Night of the KITTEHS.

Little rat bastards. I noticed when I came home from work that Heir Hairmeister seemed a little subdued: ate his grisly substance and then parked it on my bed until I got in, then he got out and proceeded to yowl, scratch, dig and otherwise annoy the fuck out of me all night, aided by his little butt-sniffer-in-crime, Sammy. Earlier in the evening I tried to meditate, which had me in the bedroom, on the floor, with the door closed while all three of the clowns tried to lure me back out with sniffing snorgling digging mewling and slipping a key under the door in case I was locked in. Well, except for that last bit.

Today, I feel the benefits of vacation falling down around my ankles like Tippi Hedren's nightgown in Marnie (rent it) (best line: Marnie, you're achin' mah leg). So, tonight I will endeavor to sit for a solid 20 minutes - again - perhaps this time with earplugs to muffle the snuffling on the other side of the door. Because somethings got to give. And when that sentence crystallizes in your brain pan, the thing that's usually got to give is you.

A New Year and no resolutions.

One of my yearly rituals at this time is to read back to my journal entry the year before. And, at the turn of 2009, every resolution I cited could just be cut and pasted into 2010, with the exception of 'quitting drinking' which I actually did manage to do last year. But everything else is the same, and it's sort of how I feel about my recent sobriety. If you asked when I quit drinking, I'd have to really think about it, and then I don't know a date, just an occasion (the Autumnal Equinox). Whereas in other forays onto the wagon, I could tell you down to the second, practically. I think I saddle myself, and shoot myself in the foot (to sort of mix my metaphors while keeping it in a old Wild West-y sort of theme) at the same time by making goals and marking victories. So, even though the resolutions I penned for myself last year are still desirable and, God knows, healthy, if I get there, I get there. Not the destination, but the blah-da-de-blah-blah path: you know.

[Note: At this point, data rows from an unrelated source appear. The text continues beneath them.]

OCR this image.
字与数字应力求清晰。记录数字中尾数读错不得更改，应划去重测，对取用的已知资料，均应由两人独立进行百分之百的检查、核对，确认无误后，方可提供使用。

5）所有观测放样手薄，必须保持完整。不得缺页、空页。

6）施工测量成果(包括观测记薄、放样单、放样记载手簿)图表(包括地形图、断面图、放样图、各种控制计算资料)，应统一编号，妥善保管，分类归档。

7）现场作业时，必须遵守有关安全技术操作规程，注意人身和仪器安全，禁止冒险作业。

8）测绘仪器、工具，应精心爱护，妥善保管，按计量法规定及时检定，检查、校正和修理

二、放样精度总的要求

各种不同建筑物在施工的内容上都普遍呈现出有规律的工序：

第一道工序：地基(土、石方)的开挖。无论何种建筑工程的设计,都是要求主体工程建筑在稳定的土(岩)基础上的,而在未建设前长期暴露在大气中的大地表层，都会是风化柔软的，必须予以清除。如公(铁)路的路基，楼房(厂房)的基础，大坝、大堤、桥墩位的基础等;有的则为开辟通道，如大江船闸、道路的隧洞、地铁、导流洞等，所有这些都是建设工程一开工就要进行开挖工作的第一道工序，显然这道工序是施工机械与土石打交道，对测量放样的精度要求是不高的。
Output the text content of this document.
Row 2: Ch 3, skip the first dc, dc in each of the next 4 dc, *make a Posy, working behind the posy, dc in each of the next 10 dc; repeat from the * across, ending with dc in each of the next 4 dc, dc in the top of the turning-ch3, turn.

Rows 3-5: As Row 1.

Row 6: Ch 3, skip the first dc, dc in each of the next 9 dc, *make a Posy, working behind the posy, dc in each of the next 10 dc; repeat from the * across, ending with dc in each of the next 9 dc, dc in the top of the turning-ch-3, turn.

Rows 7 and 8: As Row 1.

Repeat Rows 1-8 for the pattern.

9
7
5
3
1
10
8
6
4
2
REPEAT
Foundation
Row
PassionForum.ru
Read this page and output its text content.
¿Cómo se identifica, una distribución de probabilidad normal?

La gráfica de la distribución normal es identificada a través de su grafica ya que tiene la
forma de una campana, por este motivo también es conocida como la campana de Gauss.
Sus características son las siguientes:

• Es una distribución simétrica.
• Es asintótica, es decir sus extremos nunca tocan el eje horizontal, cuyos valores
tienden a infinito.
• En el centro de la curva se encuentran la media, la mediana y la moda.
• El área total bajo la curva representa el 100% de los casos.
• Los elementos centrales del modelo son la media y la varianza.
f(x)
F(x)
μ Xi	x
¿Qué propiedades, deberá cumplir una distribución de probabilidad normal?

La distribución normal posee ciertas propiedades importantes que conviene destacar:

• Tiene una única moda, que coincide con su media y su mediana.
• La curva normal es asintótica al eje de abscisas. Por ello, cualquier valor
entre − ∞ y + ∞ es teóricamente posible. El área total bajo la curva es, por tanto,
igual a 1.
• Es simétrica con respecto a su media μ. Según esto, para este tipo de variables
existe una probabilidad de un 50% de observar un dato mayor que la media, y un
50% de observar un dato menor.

All in all, I had many days away from the salt mine. It takes a good week, but then my natural circadian rhythms emerge and I think that's really when you can start changing anything. Work = artifice, from the time I'm so rudely pulled from my warm bed full of warm cats, to the crappy chair I sit in all day, staring at the computer that is probably slowly blinding me, and so on. I was actually able to start meditating, one of those resolutions from last year, and I hopefully can continue. I'm presently reading We're All Doing Time (alternating with After The Flood - Yin and Yang, baby!) and it's one of the few books I've read that charts a path for beginning a sitting practice that is actually practicable.

The holidays were nice. On Christmas Eve, I trundled a good friend into the hay conveyor, aka, car, and we drove up to Bellingham for the day. It had been a while since being there and it was a balm to my soul. We drove back the next day, in perfect weather and little traffic and I made and ate rugelah for dinner - yes, I'm ten - and made cat nip toys for the boys and just hung with my kids. I listened to A Christmas Carol read by Jonathan Winters and in some ways, it was the best Christmas I'd had in a while.

Ester is molting again, and again, it looks like it's killing her. And brings me full circle to when I began to conceptualize this blog. Her rejuvenation costs dearly, but it is also a natural (although, from my vantage point, overly harsh) process. And this, I think, is what Ester's Feathers is really all about: change, the cost of it, but the knowledge that at the end of the day, you're only doing what you're supposed to be doing. Speedy molt, little girl. Or should I say, girl(s).